Profane que je suis, je l'ai préféré au peu que j'ai vu jusqu'ici de la Nouvelle Vague alors qu'il n'est classé que 35ème dans le top qui lui est consacré et c'est Jacques Demy à la réalisation, non Godard ou Truffaut. Mieux que les 400 coups, mieux que Pierrot le Fou. A mon tour de me demander ce qu'est exactement que le cinéma ! Mieux qu'à bout de souffle, imprimé d'un rythme plus lent dans sa course vers le néant. Peut-être ai-je eu moins de difficultés à me sentir proche d'un addict au jeu que d'un petit gangster.
Dois-je me flageller? Me rebeller? Je n'ai pas encore la culture suffisante pour assumer et pourtant me voilà à rédiger ma critique. Ce n'est point du Mépris mais je dis : Tant pis. Ce film m'a touché. Tout y est dans une forme condensée, brute. Efficace.
En 1h20, Jacques Demy nous fait vivre l'aventure palpitante de Jean Fournier, jeune employé de banque vivant chez papa, découvrant les joies du casino et l'amour, puis irrémédiablement ses peines. Forcément, il n'y a pas de place pour les temps morts, on se laisse agréablement emporter et pourtant le cerveau turbine.
Il ne s'agit toutefois pas d'une course contre la montre, le temps sait être pris lorsqu'il le faut et le spectateur se sent vibrer, peut-être pas autant que les personnages, à la vue de cette bille qui tourne dans la roulette. L'effet escompté est atteint!

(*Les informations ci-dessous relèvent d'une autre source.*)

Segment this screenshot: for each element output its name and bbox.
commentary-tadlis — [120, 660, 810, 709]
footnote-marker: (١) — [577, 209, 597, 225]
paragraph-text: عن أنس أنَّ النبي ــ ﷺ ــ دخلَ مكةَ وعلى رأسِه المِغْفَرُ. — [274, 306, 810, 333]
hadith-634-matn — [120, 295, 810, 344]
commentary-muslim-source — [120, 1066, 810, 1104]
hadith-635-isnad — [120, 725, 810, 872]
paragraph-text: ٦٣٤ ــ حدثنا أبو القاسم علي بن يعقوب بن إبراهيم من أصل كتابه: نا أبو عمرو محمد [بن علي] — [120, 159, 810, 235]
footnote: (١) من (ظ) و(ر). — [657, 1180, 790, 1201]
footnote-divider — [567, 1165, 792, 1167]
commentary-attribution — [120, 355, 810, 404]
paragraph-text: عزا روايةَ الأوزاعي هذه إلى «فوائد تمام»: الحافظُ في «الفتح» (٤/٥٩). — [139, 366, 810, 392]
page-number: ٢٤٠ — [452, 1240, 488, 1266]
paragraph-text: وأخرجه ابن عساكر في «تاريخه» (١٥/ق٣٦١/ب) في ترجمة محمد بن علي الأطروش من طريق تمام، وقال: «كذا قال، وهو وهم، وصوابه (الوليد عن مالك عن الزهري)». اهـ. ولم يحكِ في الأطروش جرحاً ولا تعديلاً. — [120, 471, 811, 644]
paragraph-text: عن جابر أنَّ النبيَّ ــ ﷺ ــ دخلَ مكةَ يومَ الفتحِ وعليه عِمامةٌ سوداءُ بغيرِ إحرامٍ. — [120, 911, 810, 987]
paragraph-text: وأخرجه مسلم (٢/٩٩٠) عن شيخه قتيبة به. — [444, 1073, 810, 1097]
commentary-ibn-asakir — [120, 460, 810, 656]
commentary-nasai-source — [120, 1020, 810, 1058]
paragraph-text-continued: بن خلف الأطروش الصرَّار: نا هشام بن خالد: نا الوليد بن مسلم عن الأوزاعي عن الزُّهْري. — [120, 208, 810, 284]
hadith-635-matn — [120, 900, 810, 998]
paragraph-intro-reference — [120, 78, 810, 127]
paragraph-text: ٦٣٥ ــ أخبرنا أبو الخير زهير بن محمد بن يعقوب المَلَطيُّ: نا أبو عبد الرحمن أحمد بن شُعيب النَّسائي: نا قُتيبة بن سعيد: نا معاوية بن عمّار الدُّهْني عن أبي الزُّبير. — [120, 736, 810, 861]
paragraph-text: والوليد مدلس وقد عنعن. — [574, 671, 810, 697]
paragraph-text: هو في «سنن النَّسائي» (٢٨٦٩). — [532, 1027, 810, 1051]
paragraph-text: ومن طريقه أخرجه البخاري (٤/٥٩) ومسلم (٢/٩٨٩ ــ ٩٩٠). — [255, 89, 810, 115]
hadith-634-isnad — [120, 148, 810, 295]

Suis-je sensible à ce point au rythme ?
Si je devais définir ce film en un mot, ce serait : efficace.
Efficace dans son rythme mais aussi dans chaque parcelle de ce qui fait un film.
Efficace dans son découpage. Passage habile d'une scène à une autre. Sans même s'en rendre compte, on part pour un point B et on arrive au point C. Coupé au millimètre pour n'y laisser que l'essentiel.
Efficace dans la photographie. Les contrastes du noir et blanc. La symbolique qui se dégage des couleurs, notamment dans les costumes est évidente.
Efficace dans ses cadrages. L'effet de récence nous laissera surtout en mémoire le plan qui clôture le film.
Efficace dans sa musique. Imprimée par touche. De piano.
Efficace dans son jeu d'acteurs. Tout en justesse : Jeanne Moreau en MILF addict (j'espère faire dresser quelques cheveux, pourquoi pas blonds platine) et Claude Mann en contrasté jeune candide lucide emporté malgré lui par la première.
Efficace dans son scénario. A l'image de la Nouvelle Vague, épuré. Simple et complexe à la fois. Intelligent, il ne tombe pas dans le piège du film qui nous sert une morale sur un plateau.
Et finalement, efficace dans sa conclusion qui ne s'éternise pas.